2. Desenvolvimento infantil e aprendizagem nas terapias de estimulação

O desenvolvimento infantil, como vimos, vem atrelado à noção de habilidades e competências; para uma perspectiva naturalista, essas etapas surgem natural e biologicamente, já estando programadas no organismo humano. Há, contudo, perspectivas sociais que entendem o desenvolvimento também como parte da aquisição e assimilação de cultura, num processo conhecido como internalização, socialização ou enculturação (Parsons, 1984; Kroeber, 1952 [43] Mead, 1963; Benedict, 1934).

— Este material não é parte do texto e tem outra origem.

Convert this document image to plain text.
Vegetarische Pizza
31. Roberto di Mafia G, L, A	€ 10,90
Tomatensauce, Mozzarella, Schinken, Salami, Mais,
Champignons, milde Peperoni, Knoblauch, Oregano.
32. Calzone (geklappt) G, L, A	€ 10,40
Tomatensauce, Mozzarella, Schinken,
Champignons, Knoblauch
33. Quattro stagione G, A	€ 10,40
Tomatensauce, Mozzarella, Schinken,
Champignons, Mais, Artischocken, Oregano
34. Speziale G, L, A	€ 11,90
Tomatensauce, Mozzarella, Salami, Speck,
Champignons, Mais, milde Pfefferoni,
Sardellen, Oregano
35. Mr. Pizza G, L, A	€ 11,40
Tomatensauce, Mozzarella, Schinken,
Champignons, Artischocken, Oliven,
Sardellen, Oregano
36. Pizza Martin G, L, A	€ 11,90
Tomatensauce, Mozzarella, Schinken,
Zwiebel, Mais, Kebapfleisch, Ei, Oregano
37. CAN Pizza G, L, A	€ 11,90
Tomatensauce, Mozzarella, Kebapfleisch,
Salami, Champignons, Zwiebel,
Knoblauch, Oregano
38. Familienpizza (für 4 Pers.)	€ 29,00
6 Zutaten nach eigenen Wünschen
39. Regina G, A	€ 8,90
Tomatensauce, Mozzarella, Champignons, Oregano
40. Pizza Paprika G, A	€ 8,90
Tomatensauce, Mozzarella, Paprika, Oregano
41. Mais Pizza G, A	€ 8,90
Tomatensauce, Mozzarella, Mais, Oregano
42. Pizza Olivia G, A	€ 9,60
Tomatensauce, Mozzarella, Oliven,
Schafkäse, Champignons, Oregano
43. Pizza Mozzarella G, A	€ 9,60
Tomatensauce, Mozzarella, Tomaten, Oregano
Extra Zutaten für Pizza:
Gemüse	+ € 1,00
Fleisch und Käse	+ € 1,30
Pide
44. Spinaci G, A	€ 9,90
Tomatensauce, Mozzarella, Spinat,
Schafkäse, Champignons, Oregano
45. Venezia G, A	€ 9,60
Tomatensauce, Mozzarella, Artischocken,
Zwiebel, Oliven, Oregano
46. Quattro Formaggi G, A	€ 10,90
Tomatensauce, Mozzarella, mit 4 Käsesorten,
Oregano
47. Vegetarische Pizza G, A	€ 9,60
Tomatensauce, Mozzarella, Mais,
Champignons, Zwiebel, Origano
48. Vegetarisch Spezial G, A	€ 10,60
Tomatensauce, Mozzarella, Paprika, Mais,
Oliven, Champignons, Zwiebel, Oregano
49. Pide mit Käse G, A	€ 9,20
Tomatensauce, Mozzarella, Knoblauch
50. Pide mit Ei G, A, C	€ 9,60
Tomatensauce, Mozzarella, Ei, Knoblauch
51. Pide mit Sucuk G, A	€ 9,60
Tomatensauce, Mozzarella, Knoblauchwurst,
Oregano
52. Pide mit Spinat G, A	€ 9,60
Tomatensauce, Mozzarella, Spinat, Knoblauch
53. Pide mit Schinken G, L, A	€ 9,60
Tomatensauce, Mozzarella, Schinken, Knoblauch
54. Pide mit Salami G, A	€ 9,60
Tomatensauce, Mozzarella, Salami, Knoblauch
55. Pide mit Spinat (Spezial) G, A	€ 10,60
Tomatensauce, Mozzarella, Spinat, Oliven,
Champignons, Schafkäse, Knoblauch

Tais teorias, embora tenham a vantagem de levar em conta o contexto cultural, também reproduzem a ideia de que há uma trajetória pré-definida a ser seguida, mas

no lugar de ser um caminho pré-definido pela natureza, é um caminho pré- estabelecido pela cultura, sendo o sucesso na passagem do estado natural para o estado social uma garantia de um status pleno de humanidade.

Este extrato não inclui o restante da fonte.